It must be a Wong Kar Wai film.

For the unacquainted, Wong Kar Wai is a Chinese director, renowned for his idiosyncratic working methods and languid, visually sublime films. He is arguably most famous for his films starring respected Chinese actor Tony Leung, especially In the Mood For Love and, more recently, 2046, which track a lonely writer’s thwarted attempts to find lasting love. But don’t let the subject matter fool you — there’s not a Vaselined lens in sight. Scripts are shunned, shots are long and pacing is luxuriant and slow.

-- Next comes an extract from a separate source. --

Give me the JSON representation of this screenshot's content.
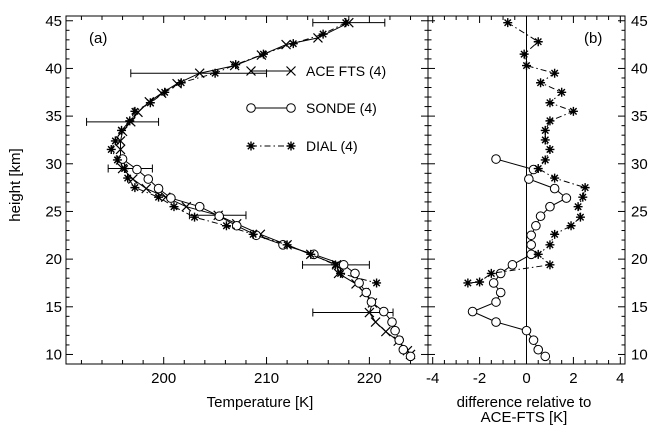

When At The Movies presenter Margaret Pomeranz asked about his working methods, he offered this insight:

“Sometimes people think, ‘Well, why don’t you work with a script?’ I said, ‘The script is only a part of this process. It’s only the foundations. It is only a blueprint.’ If a script is good enough, then you should be a writer, make it into a novel. Cinema has certain qualities, and it’s the image. Sometimes this image has its own breathing or tempo. It has to linger, and will linger because you want to have more. It is very instinctive.”

Instinctive and sensual, as illustrated by the slow-burn eroticism of In the Mood For Love. The film tells the story of two lonesome neighbours who begin a doomed non-affair when their respective spouses are out of town. Starring the beautiful Maggie Cheung and Tony Leung (essentially Asia’s answer to George Clooney), it’s a 98-minute symphony of fleeting embraces and suppressed sexual tension, all set against the stylish backdrop of 60s Hong Kong.

It’s a set-up Kar Wai revisits in 2004’s 2046, albeit with a slightly sci-fi bent. Again starring Tony Leung as the bachelor scribe, the film takes the basic premise of In the Mood and gives it a surrealist edge, with the writer’s romantic liaisons forming a series of futuristic fantasy sequences drawn from a short story he’s penning. Gong Li smoulders as a gambling spinster and Faye Wong is captivating as the waifish Wang Jing.

But it’s Zhang Ziyi — best known to Western audiences for her work in Memoir of a Geisha and Crouching Tiger, Hidden Dragon — who impresses the most as a tempestuous escort who falls for Leung’s emotionally stunted author.

Gorgeous cinematography, gorgeous actors and gorgeous clothing. Treat yourself.

The details: In the Mood For Love and 2046 are both available on DVD.